### Descriptive Statistics

We will start by looking at some methods to summarize large datasets. There are several examples:

(a) Scores in a test

(b) Height of a group of athletes

(c) Time it takes to go from Point A to Point B

Say, the lecturer has to give grades A to D based on test scores out of 50. You can give roughly 10% A, 30% B, 40% C and the remaining D. How would he do this?

First let us import the libraries that we need

In [2]:
from __future__ import print_function
import numpy as np
import pandas as pd
import matplotlib.pyplot as plt
%matplotlib notebook

Let us now examine the data

In [15]:
test_scores = np.asarray([19, 29, 19, 19, 37, 42, 21, 34, 12, 33, 46, 21, 27, 23, 24, 32, 49, 23, 15, 28, 17, 26, 26, 29, 28,
 21, 34, 26, 37, 21, 35, 27, 22, 25, 27, 34, 45, 42, 15, 11, 21, 36, 14, 37, 14])
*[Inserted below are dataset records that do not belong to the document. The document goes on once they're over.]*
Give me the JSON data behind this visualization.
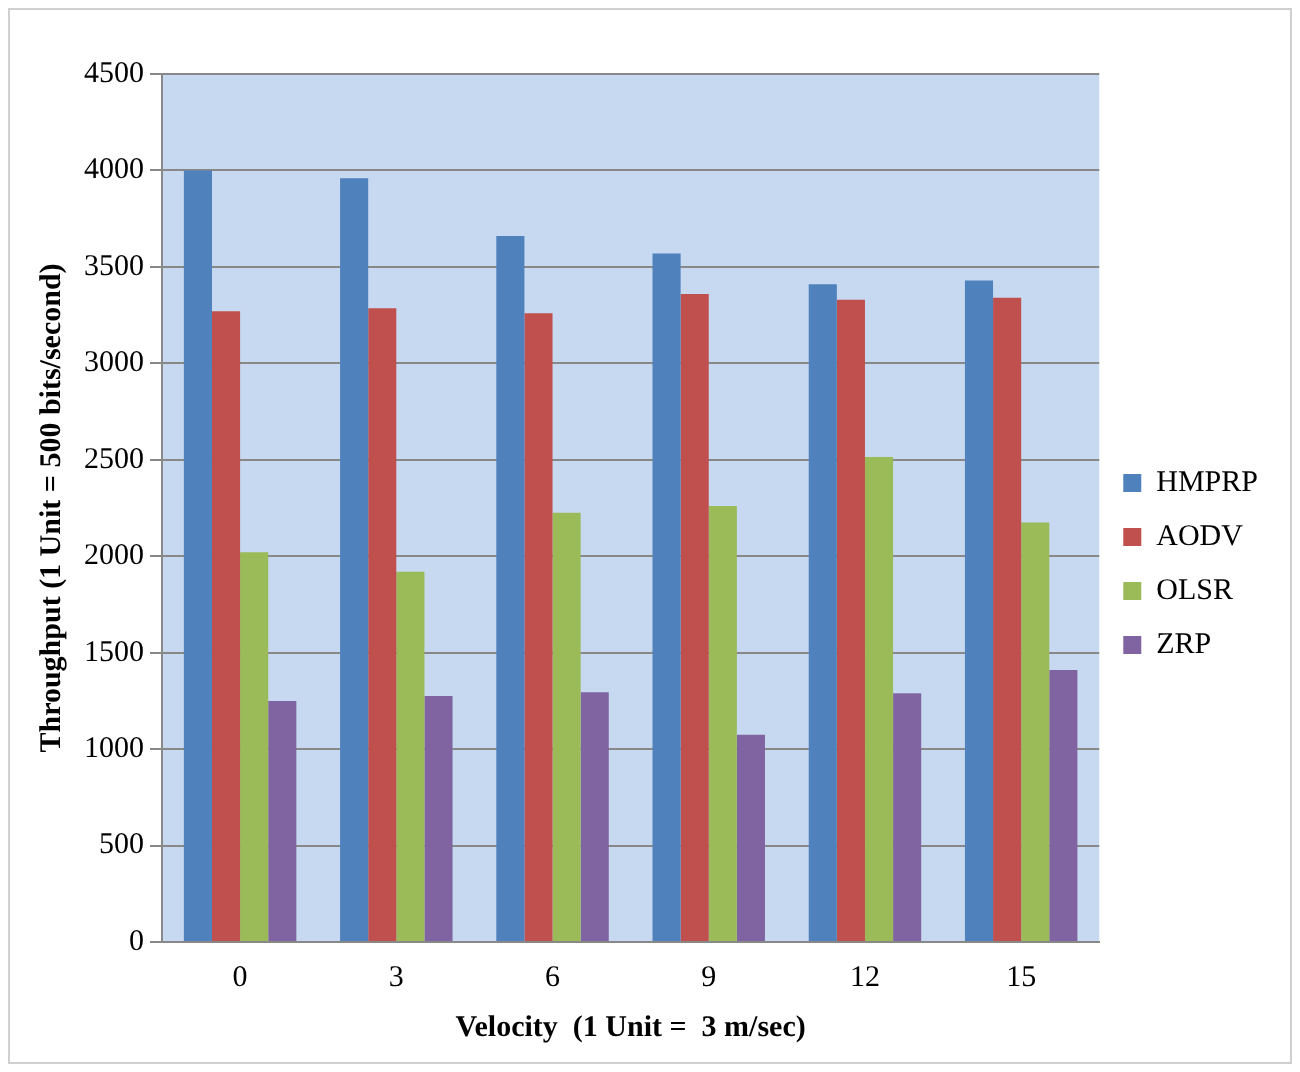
{
  "chart_data": {
    "type": "bar",
    "xlabel": "Velocity  (1 Unit =  3 m/sec)",
    "ylabel": "Throughput (1 Unit = 500 bits/second)",
    "categories": [
      "0",
      "3",
      "6",
      "9",
      "12",
      "15"
    ],
    "series": [
      {
        "name": "HMPRP",
        "color": "#4f81bd",
        "values": [
          4000,
          3960,
          3660,
          3570,
          3410,
          3430
        ]
      },
      {
        "name": "AODV",
        "color": "#c0504d",
        "values": [
          3270,
          3285,
          3260,
          3360,
          3330,
          3340
        ]
      },
      {
        "name": "OLSR",
        "color": "#9bbb59",
        "values": [
          2020,
          1920,
          2225,
          2260,
          2515,
          2175
        ]
      },
      {
        "name": "ZRP",
        "color": "#8064a2",
        "values": [
          1250,
          1275,
          1295,
          1075,
          1290,
          1410
        ]
      }
    ],
    "ylim": [
      0,
      4500
    ],
    "yticks": [
      0,
      500,
      1000,
      1500,
      2000,
      2500,
      3000,
      3500,
      4000,
      4500
    ],
    "grid": "y",
    "legend": "right"
  }
}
print("Number of students:",len(test_scores))
print("Minimum score: {} Maximum score: {}".format(np.min(test_scores), np.amax(test_scores)))

plt.figure()
plt.plot(test_scores,".")
plt.xlabel("Student ID")
plt.ylabel("Score")
plt.grid()
plt.show()

Number of students: 45
Minimum score: 11 Maximum score: 49


<IPython.core.display.Javascript object>

There are a number of them who have scored more than 40. No one scored below 10. Seems like a good class!

### Central Tendency

You are interested in knowing how was the overall class performance in order to compare with other classes in your organization. 

What do you think is a metric that can be used to summarize the test scores given? 

There are 3 metrics that are commonly used to summarize data

1. Mean: Simple arithmetic average of all data values

2. Median: Value corresponding to the 50th percentile

3. Mode: Value that occurs most often

Which is most appropriate? That will depend on the specific application. 

In this case we focus only on mean

In [16]:
print("Test Mean: {0:0.2f} of class".format(np.mean(test_scores)))

Test Mean: 27.18 of class


Next let us look at how this data is distributed using a histogram

In [17]:
plt.figure()
plt.hist(test_scores,color='blue', bins = 10)
plt.show()

<IPython.core.display.Javascript object>

### Variability

Another useful measure to summarize data is to quantify the "spread" of the distribution. We already know the minimum and maximum scores (11 and 49). These scores seem quite different from the mean. But how do we answer specific questions like

a. Is a score of 41 an outlier? 

b. Is a score of 32 typical? 

We need to calculate the average deviation from the mean. In fact, we will look at the squared deviations as signed deviations tend to cancel out in symmetric distributions. This quantity is referred to as "variance" of the distribution. If $\{x_1,x_2,\cdots,x_N\}$ is the dataset and $\bar{X}$ is the mean, variance is
\begin{equation*}
\sigma^2 = \frac{1}{N}\sum_{i=1}^N{\left(x_i-\bar{X}\right)^2},
\end{equation*}
Notice we use $\sigma^2$ to denote variance. This makes sense because its magnitude is squared of the actual data value. The squared-root of variance, $\sigma$ is defined as the standard-deviation. We can regard $\bar{X}\pm \sigma$ as a typical value.

Let us evaluate these terms for the dataset we have been looking at


In [18]:
#Without ex-employee data
sigma_squared = np.var(test_scores)
sigma = np.sqrt(sigma_squared)
average = np.mean(test_scores)

print("Variance and standard deviation: {0: 0.2f}, {1: 0.2f}".format(sigma_squared, sigma) )
print("Typical test score: ({0: 0.2f}, {1: 0.2f})".format(average - sigma, average + sigma))
print("")

Variance and standard deviation:  87.39,  9.35
Typical test score: ( 17.83,  36.53)